Welcome to a new opportunity to produce low cost fertiliser to enhance crop yields for farmers. And at the same time, reduce costs for food supply for our communities. Liberty Resources
(ASX:LBY) is applying modern techniques in energy production and transforming those into low cost urea fertiliser. Urea is an essential ingredient for our crops, utilising the vast untapped deep coal resources of Queensland in a new and environmentally sound way. Queensland presents a unique opportunity in the development of smart energy and food resources projects.
Drivers: Why is this project happening? It’s fairly simple; it’s a combination of things including global population growth. Australia is a large importer of fertiliser. We are totally dependent on world importation of fertiliser. Gas and coal prices are rising and the advantage this project has it will be the lowest port haul cost in the world. We’re basing it on proven technology and it’s all about location, location.
Our strategic location is Gladstone Port which is our opportunity to get tonnage out through an existing well established port. We have many other coal permits to the south and another group to the north, so we’re in good shape from an asset base and project development point of view. We’re sitting on top of a big piece of Australia’s farmland from a fertiliser supplier logistics point of view. And on the other side of the equation, the coal mining industry is adjacent too. Also Gladstone is currently one of the major import locations to bring ammonia into Australia, for the production of urea ammonium nitrate.

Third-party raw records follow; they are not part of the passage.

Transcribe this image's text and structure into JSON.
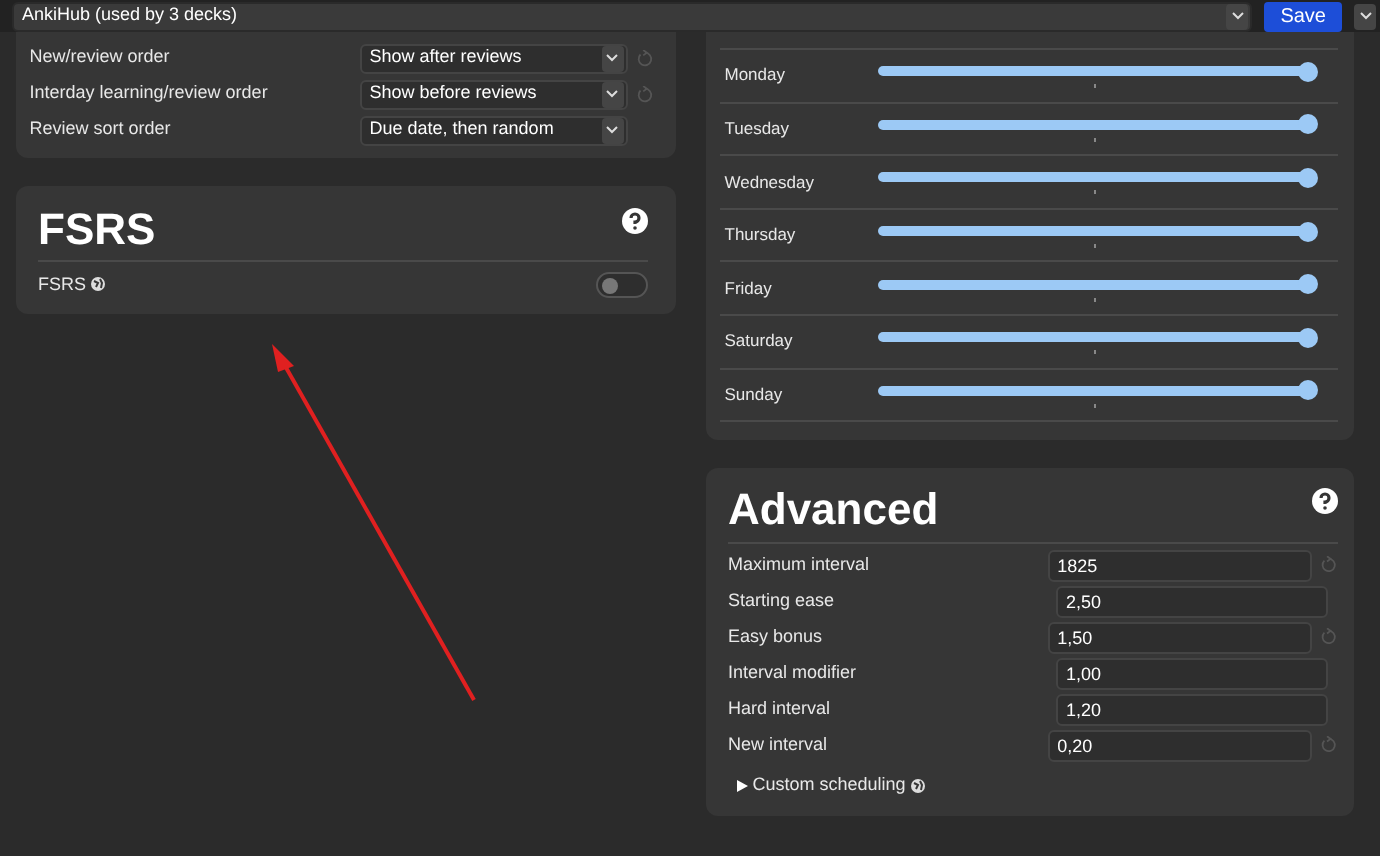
{
  "header": {
    "deck": "AnkiHub (used by 3 decks)",
    "save": "Save"
  },
  "display_order": {
    "rows": [
      {
        "label": "New/review order",
        "value": "Show after reviews",
        "reset": true
      },
      {
        "label": "Interday learning/review order",
        "value": "Show before reviews",
        "reset": true
      },
      {
        "label": "Review sort order",
        "value": "Due date, then random",
        "reset": false
      }
    ]
  },
  "fsrs": {
    "title": "FSRS",
    "toggle": {
      "label": "FSRS",
      "on": false
    }
  },
  "easy_days": {
    "rows": [
      {
        "label": "Monday",
        "level": 1.0
      },
      {
        "label": "Tuesday",
        "level": 1.0
      },
      {
        "label": "Wednesday",
        "level": 1.0
      },
      {
        "label": "Thursday",
        "level": 1.0
      },
      {
        "label": "Friday",
        "level": 1.0
      },
      {
        "label": "Saturday",
        "level": 1.0
      },
      {
        "label": "Sunday",
        "level": 1.0
      }
    ]
  },
  "advanced": {
    "title": "Advanced",
    "rows": [
      {
        "label": "Maximum interval",
        "value": "1825",
        "reset": true
      },
      {
        "label": "Starting ease",
        "value": "2,50",
        "reset": false
      },
      {
        "label": "Easy bonus",
        "value": "1,50",
        "reset": true
      },
      {
        "label": "Interval modifier",
        "value": "1,00",
        "reset": false
      },
      {
        "label": "Hard interval",
        "value": "1,20",
        "reset": false
      },
      {
        "label": "New interval",
        "value": "0,20",
        "reset": true
      }
    ],
    "custom_scheduling": {
      "label": "Custom scheduling",
      "expanded": false
    }
  }
}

Small company: About $17 million market cap at this stage and clearly we present a huge opportunity with such substantial leverage to a large project. Myself and Liberty management have been funding this company along with other shareholders for the last three years, pretty much ever since the GFC. And Dundee Corporation more recently stepped onto our register as the second largest shareholder in Toronto last year.
The Liberty team: I am very happy to have Justyn Peters here with me today; Karl Cahill looks after investor relations in the US and Canada. Lance Harcourt is projects delivery manager, Jake De Boer has just come off a coal/urea project in WA and Claus Wohlert-Jensen is senior mechanical engineer. All are highly experienced and relevant people to this sort of project moving forward.
What it’s all about: Very low cost fertiliser and basically what the cost of urea production will look like towards 2020, as gas prices rise and the availability of low cost gas around the world diminishes. So on our total project scaled up to full production capacity at over 6mtpa of urea, we’re looking at something like $88 a tonne, as against everyone else sitting at $200 and going over $400/$500 a tonne.
How’s this possible? It’s a process of gasification of coal in situ where you actually convert the coal into gas and this is based on government findings. So these are not just numbers we’ve made up to present to you today. In situ gasification gives a very large energy yield, over more than double what you do if you actually went underground and mined coal. And coal bed methane, a more recently and better known technique, only gets about five per cent of the energy available from the ground. So Liberty is highly leveraged to global trends.